Le doute raisonnable s’impose de lui-même.
Les gouvernements et leurs agences mentent ou agissent selon leurs intérêts, souvent contraires à ceux de leurs peuples.
Les forces armées agissent selon leurs objectifs.
Nous, journalistes, sommes vulnérables à l’instrumentalisation. La promesse d’un scoop, c’est une grosse carotte, dans un milieu qui l’a érigée en valeur suprême.
Le doute raisonnable s’impose de lui-même comme posture initiale, avec une pensée pour les seules victimes des guerres : les populations civiles.

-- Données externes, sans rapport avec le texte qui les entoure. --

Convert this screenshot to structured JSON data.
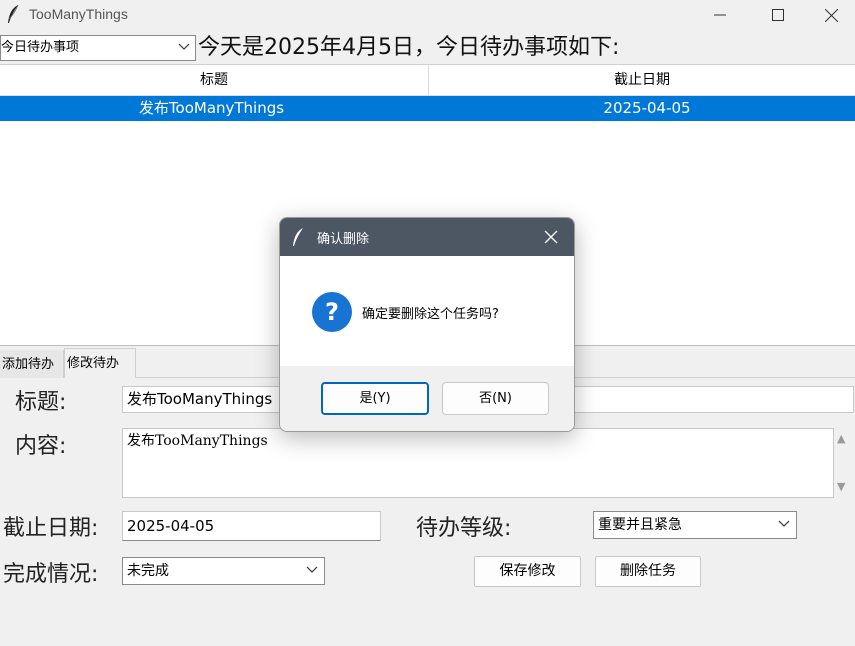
{
  "window": {
    "title": "TooManyThings",
    "icon": "feather-icon"
  },
  "view_select": {
    "value": "今日待办事项"
  },
  "date_banner": "今天是2025年4月5日，今日待办事项如下:",
  "table": {
    "headers": [
      "标题",
      "截止日期"
    ],
    "rows": [
      {
        "title": "发布TooManyThings",
        "deadline": "2025-04-05",
        "selected": true
      }
    ]
  },
  "tabs": [
    {
      "label": "添加待办"
    },
    {
      "label": "修改待办",
      "active": true
    }
  ],
  "form": {
    "title_label": "标题:",
    "title_value": "发布TooManyThings",
    "content_label": "内容:",
    "content_value": "发布TooManyThings",
    "deadline_label": "截止日期:",
    "deadline_value": "2025-04-05",
    "priority_label": "待办等级:",
    "priority_value": "重要并且紧急",
    "status_label": "完成情况:",
    "status_value": "未完成",
    "save_label": "保存修改",
    "delete_label": "删除任务"
  },
  "dialog": {
    "title": "确认删除",
    "message": "确定要删除这个任务吗?",
    "icon": "question-icon",
    "yes_label": "是(Y)",
    "no_label": "否(N)"
  },
  "colors": {
    "selection": "#0078d7",
    "dialog_titlebar": "#4d5663",
    "question_icon": "#1874d3"
  }
}
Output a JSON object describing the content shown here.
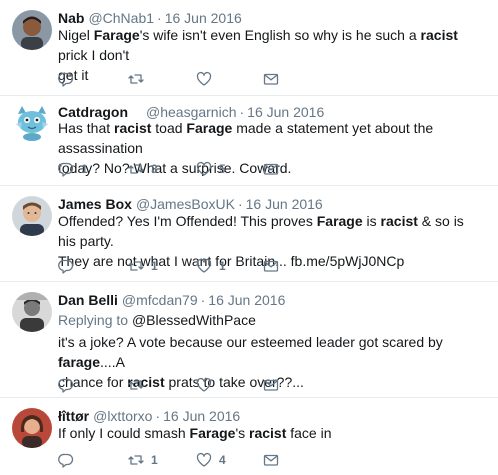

On ne le répétera jamais assez, la guerre est une affaire d’élites, pour les élites, mais exécutée par les peuples trompés par leurs élites.
Les clés de la paix sont entre les mains d’Israël
Ma recherche de sens sur ce qui s’est passé dans la dernière semaine m’a immanquablement ramené vers ce bon vieux Edward Saïd, ce penseur palestino-américain qui, même vingt ans après sa mort, demeure un des meilleurs antidotes à la cacophonie médiatique qui pollue les cycles de nouvelles.
Dans un court essai paru notamment dans le Monde diplomatique en novembre 1993, il annonçait déjà l’échec des Accords de paix d’Oslo, dont l’encre n’avait pas encore eu le temps de sécher. Il décrivait cette grande mascarade comme « l’abandon des droits [du peuple palestinien] » par leur leader d’alors Yasser Arafat, obligé de parader durant une cérémonie qui soulignait un accord à sens unique et était présidée par « un empereur romain des temps modernes [Bill Clinton] réunissant deux rois vassaux dans un processus d’humiliation et de réconciliation ».
Un « traité de Versailles palestinien », concluait Saïd, avec raison.
Et aujourd’hui, dans un geste d’une semblable hypocrisie, Joe Biden, plutôt que d’utiliser toute la puissance et la latitude que lui confèrent son ascendance sur la politique israélienne, a rejeté tout appel à la paix, en exhortant plutôt Netanyahou à simplement « respecter le droit de la guerre ».
Mais pour un réel espoir de paix, la balle est dans le camp de l’agresseur perpétuel.
Et ce n’est pas le Hamas.
C’est Israël qui possède la clé d’une Palestine libre en cessant ses crimes contre Gaza et la Cisjordanie occupées.
Et la lutte palestinienne, n’en déplaise aux thuriféraires pro-Israël et malgré les tactiques terroristes du Hamas, en demeure une de résistance.